Added report.txt as a file because I apparently forgot it before and the containers fail to build without it.
diff --git a/documentation/modules/exploit/multi/http/werkzeug_debug_rce.md b/documentation/modules/exploit/multi/http/werkzeug_debug_rce.md
@@ -295,6 +295,10 @@ requesting the content of a file that doesn't exist in the container.
     if __name__ == '__main__':
         runserver()
 
+#### report.txt
+
+    Hi there, I'm a sample report
+
 ## Verification Steps
 
 1. Run the docker containers
@@ -308,7 +312,7 @@ requesting the content of a file that doesn't exist in the container.

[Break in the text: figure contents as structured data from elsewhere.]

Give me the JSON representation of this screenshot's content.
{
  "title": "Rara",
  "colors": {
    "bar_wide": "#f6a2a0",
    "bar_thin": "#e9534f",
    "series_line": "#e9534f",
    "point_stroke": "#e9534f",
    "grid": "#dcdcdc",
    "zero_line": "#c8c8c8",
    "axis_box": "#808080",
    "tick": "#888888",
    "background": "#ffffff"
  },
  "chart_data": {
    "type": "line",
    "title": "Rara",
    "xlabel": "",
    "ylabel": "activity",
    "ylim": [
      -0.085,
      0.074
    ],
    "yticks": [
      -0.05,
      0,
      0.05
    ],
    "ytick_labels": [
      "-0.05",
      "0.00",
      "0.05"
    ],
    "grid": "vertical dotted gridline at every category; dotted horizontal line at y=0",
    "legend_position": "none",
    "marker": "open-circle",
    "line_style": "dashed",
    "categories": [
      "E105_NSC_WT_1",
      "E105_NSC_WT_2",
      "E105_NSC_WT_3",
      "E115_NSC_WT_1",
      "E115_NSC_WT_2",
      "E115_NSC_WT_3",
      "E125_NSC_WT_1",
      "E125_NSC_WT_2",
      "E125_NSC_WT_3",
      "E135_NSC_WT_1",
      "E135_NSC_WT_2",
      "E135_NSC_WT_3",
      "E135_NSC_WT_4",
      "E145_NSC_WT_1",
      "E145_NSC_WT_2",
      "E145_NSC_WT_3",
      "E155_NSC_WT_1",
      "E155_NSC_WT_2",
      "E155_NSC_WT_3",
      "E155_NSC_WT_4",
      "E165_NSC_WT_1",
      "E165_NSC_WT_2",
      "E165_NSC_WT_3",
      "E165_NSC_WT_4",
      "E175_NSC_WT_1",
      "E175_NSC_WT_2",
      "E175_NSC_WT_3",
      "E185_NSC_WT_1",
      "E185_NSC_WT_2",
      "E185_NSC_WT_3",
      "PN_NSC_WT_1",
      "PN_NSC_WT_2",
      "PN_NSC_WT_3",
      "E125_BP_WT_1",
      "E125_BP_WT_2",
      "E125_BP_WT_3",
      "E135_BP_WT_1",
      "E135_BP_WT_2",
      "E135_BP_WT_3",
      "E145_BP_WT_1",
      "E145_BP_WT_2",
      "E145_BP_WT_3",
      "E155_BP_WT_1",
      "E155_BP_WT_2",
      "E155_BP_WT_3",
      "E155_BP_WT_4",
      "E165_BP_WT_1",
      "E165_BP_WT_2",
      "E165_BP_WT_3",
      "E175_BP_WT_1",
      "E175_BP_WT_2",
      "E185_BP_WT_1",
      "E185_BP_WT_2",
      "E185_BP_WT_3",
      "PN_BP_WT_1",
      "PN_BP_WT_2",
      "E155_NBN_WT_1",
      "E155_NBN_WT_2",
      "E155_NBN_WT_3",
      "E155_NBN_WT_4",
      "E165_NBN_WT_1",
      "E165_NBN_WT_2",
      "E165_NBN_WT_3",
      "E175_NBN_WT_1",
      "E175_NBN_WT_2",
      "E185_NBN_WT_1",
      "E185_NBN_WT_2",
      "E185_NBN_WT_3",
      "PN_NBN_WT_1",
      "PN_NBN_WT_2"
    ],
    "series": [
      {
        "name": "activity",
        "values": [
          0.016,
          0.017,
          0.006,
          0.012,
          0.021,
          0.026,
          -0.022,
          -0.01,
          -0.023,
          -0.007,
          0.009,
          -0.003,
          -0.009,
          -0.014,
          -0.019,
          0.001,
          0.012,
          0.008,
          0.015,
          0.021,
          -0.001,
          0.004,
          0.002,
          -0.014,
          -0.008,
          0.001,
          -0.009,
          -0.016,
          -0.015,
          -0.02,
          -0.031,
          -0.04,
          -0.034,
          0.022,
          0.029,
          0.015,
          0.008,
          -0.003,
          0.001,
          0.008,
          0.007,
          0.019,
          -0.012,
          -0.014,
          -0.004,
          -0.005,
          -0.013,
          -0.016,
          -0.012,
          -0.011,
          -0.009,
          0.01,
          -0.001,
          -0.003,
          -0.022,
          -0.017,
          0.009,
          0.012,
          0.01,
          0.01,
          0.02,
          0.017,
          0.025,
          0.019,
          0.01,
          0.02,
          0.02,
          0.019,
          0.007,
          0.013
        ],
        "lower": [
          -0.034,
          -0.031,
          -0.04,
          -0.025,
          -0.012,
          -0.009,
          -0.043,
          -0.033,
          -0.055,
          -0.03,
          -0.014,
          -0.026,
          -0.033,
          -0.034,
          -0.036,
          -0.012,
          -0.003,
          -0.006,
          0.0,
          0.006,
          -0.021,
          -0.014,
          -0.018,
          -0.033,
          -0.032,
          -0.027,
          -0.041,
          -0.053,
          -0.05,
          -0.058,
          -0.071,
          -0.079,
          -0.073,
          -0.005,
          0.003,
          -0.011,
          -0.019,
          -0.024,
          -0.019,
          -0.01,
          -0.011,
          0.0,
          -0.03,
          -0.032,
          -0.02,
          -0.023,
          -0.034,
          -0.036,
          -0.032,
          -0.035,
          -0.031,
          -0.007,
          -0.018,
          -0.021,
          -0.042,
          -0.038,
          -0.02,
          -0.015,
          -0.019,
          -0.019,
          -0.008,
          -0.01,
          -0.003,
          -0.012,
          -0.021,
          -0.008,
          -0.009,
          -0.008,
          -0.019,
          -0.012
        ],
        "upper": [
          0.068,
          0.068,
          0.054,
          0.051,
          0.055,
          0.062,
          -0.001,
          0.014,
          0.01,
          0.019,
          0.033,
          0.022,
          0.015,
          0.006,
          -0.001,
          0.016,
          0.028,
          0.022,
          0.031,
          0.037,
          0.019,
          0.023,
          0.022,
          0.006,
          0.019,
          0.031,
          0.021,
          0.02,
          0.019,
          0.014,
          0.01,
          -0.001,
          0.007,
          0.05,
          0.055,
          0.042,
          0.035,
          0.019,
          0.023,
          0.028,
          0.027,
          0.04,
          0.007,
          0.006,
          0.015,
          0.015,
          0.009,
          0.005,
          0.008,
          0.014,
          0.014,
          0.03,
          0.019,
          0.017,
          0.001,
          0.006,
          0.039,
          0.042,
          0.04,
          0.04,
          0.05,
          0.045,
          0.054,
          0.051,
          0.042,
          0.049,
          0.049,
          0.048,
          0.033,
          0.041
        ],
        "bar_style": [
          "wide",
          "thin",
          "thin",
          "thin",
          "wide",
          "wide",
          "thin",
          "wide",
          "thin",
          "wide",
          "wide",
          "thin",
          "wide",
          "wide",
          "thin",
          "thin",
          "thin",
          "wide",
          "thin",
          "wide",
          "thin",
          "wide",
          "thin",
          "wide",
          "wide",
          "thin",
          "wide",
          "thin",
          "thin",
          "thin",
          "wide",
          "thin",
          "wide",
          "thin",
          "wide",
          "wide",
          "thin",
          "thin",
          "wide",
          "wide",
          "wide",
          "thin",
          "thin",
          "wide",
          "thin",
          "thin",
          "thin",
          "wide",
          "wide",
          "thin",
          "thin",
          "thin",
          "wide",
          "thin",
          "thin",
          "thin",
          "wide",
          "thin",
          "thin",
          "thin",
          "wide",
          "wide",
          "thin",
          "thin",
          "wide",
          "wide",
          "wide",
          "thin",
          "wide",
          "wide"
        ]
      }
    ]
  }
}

 6. Do: `set VHOST 127.0.0.1`
 7. Do: `set MACADDRESS <mac-address>`
 8. Do: `set MACHINEID <machine-id>`
-9. Do: `set FLASKPATH /usr/local/lib/python3.12/site-packages/flask/app.py`
+9. Do: `set FLASKPATH /usr/local/lib/<python3.version>/site-packages/flask/app.py` (where `<python3.version>` matches the version on the system being exploited)
 10. Do: `run`
 11. You should see a PIN and a cookie being logged then get a shell.
 
@@ -423,7 +427,7 @@ requesting the content of a file that doesn't exist in the container.
 82. Do: `unset AUTHMODE`
 83. Do: `set MACADDRESS <mac-address>`
 84. Do: `set MACHINEID <machine-id>`
-85. Do: `set FLASKPATH /usr/local/lib/python3.12/site-packages/flask/app.py`
+85. Do: `set FLASKPATH /usr/local/lib/<python3.version>/site-packages/flask/app.py` (where `<python3.version>` matches the version on the system being exploited)
 86. Do: `run`
 87. You should see a failure due to the check failing.